In schlechtem Zustand: 250-Kilo-Bombe der Amerikaner aus dem Zweiten Weltkrieg am Mainzer Zollhafen. – Foto: gik

Die Warterei zog sich hin, um 23.00 Uhr hieß es dann: Horst Lenz hat das Werkzeug draußen, es wird gebohrt und gefräst. Manch einem wurde es da ein bisschen mulmig bei dem Gedanken, dass da jemand gerade an einem 250-Kilo-Geschoss herumbohrt… Um kurz nach Mitternacht dann die erlösende Mitteilung: Geschafft! Bombe entschärft und gesichert! Das habe schon lange gedauert, sagte Lenz danach, der Grund: „Ein Herausschrauben des Zündsystems der Bombe auf normalem Weg war nicht möglich.“

Zwar sei der Zünder an der Bombe selbst „voll in Ordnung“ gewesen, doch der Rest der Bombe in sehr schlechtem Zustand: Der Sprengkörper sei zur Hälfte beim Aufschlag explodiert, der Heckzünder explodiert, der hintere Teil fehle, erklärte uns Lenz nach der Entschärfung am Fundort. Dann aber habe sich die Explosion totgelaufen, weil dem restlichen Sprengstoff – Amatol – der weitere Impuls gefehlt habe. „Die Bombe hat in jedem Fall was durchschlagen, ist wahrscheinlich durch ein Gebäude durch“, sagte der Experte. Denn der Bombenkörper sei stark zernarbt gewesen, an ihm hätten sich noch Scherben und Steingut und Glas gefunden. „So eine schlecht erhaltene Bombe habe ich noch nie gesehen“, sagte Lenz Kopf schüttelnd: „Die sieht ja aus, als hätte sie in Säure gelegen.“

Meister der Bomben: Sprengmeister Horst Lenz nach erfolgreicher Entschärfung der Bombe am Mainzer Zollhafen. – Foto: gik

Das will etwas heißen: Seit 1984 widmet sich der Rheinländer dem Entschärfen von Sprengstoff und den Hinterlassenschaften des Krieges, wie viele Bomben er schon entschärft hat, kann er selbst nicht sagen. Das Geschäft des Sprengmeisters sei „ein bisschen wie Archäologie“, sagte Lenz einmal gegenüber Mainz&, Geschichte brauche man dafür, Physikkenntnisse und Geografie. Die Bombe am Zollhafen konnte Lenz denn auch genau zuordnen: Eine amerikanische GP 500 Pounds ANM 64 sei das gewesen, sagte er prompt, der Zünder ein ANM 103 mit einem De Bange-Schraubverschluss.

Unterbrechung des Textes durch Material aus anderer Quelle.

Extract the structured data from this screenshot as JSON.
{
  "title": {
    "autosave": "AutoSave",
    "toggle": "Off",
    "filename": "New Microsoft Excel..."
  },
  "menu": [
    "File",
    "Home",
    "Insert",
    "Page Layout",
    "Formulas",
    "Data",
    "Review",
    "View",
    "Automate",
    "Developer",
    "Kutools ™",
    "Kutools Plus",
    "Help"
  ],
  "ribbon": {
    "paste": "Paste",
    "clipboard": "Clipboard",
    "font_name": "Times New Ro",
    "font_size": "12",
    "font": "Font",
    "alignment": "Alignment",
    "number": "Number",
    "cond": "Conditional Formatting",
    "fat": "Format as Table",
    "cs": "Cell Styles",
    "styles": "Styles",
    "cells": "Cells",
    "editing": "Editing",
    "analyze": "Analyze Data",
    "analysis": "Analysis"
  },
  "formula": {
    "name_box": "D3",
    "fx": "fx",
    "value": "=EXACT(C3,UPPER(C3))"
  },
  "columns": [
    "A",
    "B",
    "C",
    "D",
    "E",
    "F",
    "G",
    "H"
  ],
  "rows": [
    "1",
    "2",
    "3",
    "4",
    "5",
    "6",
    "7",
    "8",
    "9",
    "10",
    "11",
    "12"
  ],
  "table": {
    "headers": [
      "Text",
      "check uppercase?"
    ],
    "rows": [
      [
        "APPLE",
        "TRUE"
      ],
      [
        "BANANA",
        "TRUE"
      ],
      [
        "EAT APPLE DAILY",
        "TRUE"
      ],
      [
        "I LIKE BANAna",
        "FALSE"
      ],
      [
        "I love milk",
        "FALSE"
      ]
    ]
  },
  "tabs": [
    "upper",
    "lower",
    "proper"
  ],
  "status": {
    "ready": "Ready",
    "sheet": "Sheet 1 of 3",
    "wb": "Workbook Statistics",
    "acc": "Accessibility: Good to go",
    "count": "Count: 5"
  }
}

Eine Bombe sei „immer eine Herausforderung“, sagte Lenz, die am Zollhafen vor allem „viel Arbeit“ gewesen, das Wichtigste: „ein Zusammenhalten der Gedanken, damit man sich nicht verläuft.“ Schritt für Schritt arbeiteten sich Lenz und sein Team vor, konzentriere man sich dabei nicht genau, „erschafft man eine Situation, aus der keine Rückkehr mehr möglich ist“, sagte Lenz: „Die Bombe hier hat eine ziemliche Herausforderung an den Verstand gestellt.“

Zuerst hätten sie versucht, den Zünder mit der Zange zu drehen, „das hat sich vielleicht einen Millimeter oder zwei bewegt, danach war aber Feierabend, dann gab’s nix mehr zurück und nix mehr vor“, berichtete Lenz ganz ruhig danach. Die Aufgabe war, den gezackten Zünder so weit zu drehen, dass die Zacken ins Leere greifen, doch genau das ließ sich zunächst nicht bewerkstelligen. Die Lösung brachte schließlich das Anbohren mit Hilfe einer Bohrschablone, mit der im Millimeterbereich genau das Gewinde angebohrt werden konnte, um eine Drehung im Sechzehntelbereich zu erreichen – damit der Zünder keinen Kontakt mehr hatte zum Rest der Bombe und sich dann herausziehen ließ.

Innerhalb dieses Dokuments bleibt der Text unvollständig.